In Re: Audit of RTC 67, Paniqui, Tarlac
A.M No. 06-7-414-RTC – 562 Phil. 597 – Remedial Law – Special Proceedings – General Principles – Special Proceedings Cases are Non-Adversarial – Rule 108 cases may be summary or adversarial; Need of publication; RA 9048 is not meant to be applied in judicial proceedings
In 2005, an audit was conducted RTC 67 in Paniqui, Tarlac. The court was presided by Judge Cesar Sotero. The audit team found, among others, that there were 608 special proceedings cases that were irregularly proceeded with because no publications were made and no hearings were conducted.

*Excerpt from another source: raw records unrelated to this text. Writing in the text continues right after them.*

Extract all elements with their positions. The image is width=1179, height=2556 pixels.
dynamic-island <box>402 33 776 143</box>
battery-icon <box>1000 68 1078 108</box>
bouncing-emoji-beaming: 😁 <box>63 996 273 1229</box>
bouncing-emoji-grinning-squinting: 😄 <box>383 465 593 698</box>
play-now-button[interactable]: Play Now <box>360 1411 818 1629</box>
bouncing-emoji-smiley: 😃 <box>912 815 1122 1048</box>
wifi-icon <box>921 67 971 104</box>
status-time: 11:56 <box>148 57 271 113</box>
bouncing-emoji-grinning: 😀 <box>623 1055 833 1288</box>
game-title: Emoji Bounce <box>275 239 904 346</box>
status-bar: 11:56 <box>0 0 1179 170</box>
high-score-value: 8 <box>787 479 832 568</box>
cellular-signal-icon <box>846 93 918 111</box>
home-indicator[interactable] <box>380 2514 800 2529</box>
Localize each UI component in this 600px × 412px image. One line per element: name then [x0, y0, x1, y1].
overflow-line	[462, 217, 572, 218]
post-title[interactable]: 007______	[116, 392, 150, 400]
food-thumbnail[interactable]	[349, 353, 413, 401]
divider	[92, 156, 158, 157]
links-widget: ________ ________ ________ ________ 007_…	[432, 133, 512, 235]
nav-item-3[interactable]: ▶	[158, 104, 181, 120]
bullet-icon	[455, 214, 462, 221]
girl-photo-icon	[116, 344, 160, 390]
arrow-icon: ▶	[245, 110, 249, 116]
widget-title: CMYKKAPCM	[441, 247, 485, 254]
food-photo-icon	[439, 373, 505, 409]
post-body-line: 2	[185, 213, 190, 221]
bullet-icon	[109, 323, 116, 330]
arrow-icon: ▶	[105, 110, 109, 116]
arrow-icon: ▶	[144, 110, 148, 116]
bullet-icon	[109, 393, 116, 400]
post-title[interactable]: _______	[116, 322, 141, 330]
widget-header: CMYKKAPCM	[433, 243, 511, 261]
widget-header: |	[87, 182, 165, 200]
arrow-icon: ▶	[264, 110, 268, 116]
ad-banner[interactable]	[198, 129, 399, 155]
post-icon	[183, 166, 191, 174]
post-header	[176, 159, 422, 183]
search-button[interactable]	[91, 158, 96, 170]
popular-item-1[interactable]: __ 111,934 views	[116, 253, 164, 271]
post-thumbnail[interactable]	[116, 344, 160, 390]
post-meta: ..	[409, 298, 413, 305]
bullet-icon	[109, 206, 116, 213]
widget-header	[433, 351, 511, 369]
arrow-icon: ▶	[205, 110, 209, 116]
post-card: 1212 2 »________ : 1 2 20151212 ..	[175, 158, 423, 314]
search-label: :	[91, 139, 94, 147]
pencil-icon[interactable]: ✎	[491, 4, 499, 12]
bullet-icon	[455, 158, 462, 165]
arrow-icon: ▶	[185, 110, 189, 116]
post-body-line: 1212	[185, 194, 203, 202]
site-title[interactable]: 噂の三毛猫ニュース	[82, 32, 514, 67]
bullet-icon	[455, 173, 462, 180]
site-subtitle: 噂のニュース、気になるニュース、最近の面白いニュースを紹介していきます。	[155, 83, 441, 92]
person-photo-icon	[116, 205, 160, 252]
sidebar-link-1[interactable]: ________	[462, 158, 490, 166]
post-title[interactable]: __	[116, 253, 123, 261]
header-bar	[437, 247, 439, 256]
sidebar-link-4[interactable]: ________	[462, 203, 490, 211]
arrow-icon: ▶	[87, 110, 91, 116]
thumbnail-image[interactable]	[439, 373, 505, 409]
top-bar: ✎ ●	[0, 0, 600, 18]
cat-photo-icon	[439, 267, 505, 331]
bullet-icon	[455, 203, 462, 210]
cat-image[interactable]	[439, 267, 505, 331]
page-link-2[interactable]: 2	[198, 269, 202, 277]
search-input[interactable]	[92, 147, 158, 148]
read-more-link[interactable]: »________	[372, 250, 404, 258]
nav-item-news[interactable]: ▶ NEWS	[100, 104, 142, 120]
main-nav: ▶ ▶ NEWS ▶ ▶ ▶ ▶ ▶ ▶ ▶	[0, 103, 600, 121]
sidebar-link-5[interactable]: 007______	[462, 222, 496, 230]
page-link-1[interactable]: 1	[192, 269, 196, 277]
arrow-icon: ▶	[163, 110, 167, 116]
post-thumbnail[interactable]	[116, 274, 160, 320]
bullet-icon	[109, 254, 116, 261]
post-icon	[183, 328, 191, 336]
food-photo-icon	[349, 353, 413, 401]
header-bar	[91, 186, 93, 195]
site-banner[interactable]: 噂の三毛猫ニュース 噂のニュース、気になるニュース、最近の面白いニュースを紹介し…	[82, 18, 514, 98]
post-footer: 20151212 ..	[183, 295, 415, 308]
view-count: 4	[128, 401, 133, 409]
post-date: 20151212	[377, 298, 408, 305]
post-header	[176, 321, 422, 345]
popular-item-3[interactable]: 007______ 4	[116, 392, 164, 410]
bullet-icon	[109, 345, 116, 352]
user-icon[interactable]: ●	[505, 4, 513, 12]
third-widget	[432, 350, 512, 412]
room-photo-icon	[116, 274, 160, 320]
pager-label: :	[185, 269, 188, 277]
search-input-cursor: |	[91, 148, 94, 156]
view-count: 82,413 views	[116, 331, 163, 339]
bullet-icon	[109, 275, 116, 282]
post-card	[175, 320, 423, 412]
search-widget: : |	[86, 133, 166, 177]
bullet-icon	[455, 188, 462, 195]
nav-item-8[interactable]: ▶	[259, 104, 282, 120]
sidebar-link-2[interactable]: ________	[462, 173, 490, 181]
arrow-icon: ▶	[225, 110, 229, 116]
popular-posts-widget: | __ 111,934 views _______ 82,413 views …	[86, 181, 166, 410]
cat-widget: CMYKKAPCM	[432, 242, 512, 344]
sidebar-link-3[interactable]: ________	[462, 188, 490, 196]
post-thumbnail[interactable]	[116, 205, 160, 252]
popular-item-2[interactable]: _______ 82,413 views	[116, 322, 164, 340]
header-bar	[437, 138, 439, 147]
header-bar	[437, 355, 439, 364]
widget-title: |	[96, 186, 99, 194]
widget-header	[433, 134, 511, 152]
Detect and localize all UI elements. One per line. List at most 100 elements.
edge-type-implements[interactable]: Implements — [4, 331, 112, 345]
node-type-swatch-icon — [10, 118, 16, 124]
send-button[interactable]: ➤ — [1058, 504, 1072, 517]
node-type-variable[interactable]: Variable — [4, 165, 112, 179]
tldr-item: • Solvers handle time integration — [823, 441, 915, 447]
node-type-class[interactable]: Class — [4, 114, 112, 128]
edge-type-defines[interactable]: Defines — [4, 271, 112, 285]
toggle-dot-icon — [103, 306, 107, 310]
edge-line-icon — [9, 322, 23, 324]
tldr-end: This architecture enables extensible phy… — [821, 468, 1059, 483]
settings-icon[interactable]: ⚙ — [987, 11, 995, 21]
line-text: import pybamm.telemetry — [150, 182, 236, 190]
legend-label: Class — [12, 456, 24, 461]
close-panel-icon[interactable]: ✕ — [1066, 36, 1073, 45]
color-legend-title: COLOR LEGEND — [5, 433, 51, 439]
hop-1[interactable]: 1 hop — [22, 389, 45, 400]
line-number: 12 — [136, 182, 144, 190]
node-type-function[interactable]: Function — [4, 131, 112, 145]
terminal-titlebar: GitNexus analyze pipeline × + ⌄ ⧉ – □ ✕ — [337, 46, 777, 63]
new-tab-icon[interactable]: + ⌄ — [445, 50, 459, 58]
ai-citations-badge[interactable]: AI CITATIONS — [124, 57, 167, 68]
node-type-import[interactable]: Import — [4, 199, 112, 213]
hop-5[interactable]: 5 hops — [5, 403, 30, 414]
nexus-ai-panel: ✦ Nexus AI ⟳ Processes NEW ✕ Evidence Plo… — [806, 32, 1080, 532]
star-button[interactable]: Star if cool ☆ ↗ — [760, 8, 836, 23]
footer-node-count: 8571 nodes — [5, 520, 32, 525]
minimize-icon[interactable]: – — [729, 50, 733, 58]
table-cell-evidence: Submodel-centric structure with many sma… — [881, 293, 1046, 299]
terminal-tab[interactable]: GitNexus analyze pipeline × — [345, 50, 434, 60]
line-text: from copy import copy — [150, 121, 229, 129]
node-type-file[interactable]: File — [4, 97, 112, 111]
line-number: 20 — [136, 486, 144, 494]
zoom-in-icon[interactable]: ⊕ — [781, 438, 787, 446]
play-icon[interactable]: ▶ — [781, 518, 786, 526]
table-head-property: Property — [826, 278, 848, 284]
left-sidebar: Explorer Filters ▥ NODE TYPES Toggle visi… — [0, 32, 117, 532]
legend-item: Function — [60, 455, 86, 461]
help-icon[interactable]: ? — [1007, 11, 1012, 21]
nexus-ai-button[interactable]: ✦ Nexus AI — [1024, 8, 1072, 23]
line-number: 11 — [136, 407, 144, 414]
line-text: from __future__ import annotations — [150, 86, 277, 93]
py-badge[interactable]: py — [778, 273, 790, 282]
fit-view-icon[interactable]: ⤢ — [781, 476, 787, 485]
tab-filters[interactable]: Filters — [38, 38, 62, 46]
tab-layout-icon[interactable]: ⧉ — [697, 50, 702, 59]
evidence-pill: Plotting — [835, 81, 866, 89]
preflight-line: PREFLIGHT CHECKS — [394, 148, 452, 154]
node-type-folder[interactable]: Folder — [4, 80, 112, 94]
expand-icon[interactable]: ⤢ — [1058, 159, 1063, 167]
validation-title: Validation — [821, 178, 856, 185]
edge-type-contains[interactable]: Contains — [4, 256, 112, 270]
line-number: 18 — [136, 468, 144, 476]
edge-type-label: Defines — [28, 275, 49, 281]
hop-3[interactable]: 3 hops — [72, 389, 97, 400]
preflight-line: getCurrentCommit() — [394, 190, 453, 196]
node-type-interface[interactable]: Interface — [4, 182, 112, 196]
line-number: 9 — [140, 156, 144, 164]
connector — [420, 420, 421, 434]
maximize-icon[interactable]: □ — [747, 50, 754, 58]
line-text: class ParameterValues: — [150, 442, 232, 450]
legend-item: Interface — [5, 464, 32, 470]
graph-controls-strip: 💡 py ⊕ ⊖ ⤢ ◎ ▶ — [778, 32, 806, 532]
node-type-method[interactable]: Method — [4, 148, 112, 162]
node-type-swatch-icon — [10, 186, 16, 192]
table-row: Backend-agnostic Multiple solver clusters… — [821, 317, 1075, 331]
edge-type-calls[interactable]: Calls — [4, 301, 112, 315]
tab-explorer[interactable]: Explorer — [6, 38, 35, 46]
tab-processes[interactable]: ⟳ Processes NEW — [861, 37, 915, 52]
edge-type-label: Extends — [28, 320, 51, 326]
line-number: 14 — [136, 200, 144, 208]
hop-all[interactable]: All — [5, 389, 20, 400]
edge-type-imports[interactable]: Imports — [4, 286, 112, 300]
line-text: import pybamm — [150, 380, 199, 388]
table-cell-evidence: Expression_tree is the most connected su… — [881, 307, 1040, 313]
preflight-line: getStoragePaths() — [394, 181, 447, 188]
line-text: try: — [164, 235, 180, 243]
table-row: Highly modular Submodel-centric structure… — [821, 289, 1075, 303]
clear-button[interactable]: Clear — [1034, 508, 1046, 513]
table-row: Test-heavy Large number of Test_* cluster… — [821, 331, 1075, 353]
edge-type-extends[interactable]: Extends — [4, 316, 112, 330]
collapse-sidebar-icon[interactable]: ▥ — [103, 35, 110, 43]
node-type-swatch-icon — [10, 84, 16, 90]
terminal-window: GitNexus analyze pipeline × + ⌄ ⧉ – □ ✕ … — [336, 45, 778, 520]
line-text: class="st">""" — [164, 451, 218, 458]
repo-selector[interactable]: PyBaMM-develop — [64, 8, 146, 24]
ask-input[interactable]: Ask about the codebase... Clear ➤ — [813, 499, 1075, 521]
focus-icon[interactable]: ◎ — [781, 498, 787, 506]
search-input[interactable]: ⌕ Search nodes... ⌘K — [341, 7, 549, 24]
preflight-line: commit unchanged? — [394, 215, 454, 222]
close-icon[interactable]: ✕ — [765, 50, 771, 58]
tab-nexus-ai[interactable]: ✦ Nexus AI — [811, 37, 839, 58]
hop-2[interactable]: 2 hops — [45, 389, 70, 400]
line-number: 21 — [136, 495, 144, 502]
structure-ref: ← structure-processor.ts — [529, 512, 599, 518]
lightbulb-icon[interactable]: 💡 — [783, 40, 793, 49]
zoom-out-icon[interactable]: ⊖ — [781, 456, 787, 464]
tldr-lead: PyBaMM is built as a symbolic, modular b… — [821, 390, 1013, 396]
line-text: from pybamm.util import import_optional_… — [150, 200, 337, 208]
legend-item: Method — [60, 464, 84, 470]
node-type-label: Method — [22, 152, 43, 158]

Judge Sotero, when made to explain, averred that most of those special proceedings cases were under Rule 103 (Change of Name) and Rule 108 (Correction of Entries); that those petitions were supposed to be filed with the local civil registrar under R.A. No. 9048 which authorizes city or municipal civil registrars to correct clerical or typographical errors in an entry and/or change the first name or nickname in the civil registry without need for a judicial order; that they were only filed in court because there was no local civil registrar assigned; and so he merely accommodated the petitions. Since RA 9048 allows corrections of entries without hearing and publication for as long as the necessary documents are submitted, Judge Sotero treated the petitions as summary cases.
ISSUE: Whether or not Judge Sotero is correct.
HELD: No. Despite the passage of RA 9048, courts may still take cognizance of petitions for corrections of clerical errors in entries in the local civil registry. However, the procedure to be used should be Rule 103 or Rule 108 of the Rules of Court. Nowhere in RA 9048 does it provide that the summary nature of the administrative proceedings in the LCR may be applied in petitions for correction of clerical errors filed in court.
Petitions for change of name and correction of entries in the civil registry are actions in rem, the decision on the petition being binding not only on the parties thereto but on the whole world. An in rem proceeding is validated essentially through publication. Publication gives notice to the whole world that the proceeding has for its object to bar indefinitely all who might be minded to make an objection of any sort against the right sought to be established. It is the publication of such notice that brings in the whole world as a party to the case and vests the court with jurisdiction to hear and decide it.
Nature of cases under Rule 108:
The proceedings under Rule 108 may either be summary or adversarial in nature. If the correction sought to be made in the civil registry is clerical, the procedure to be adopted is summary. If the rectification affects the civil status, citizenship or nationality of a party, it is deemed substantial and the procedure to be adopted is adversarial. The procedure under Rule 108 becomes the appropriate adversarial proceeding to effect substantial changes in the registry only if the procedural requirements therein are complied with.
Judge Sotero was merely fined. He would have been dismissed from the service had he not retired in 2006. This case was decided in 2007.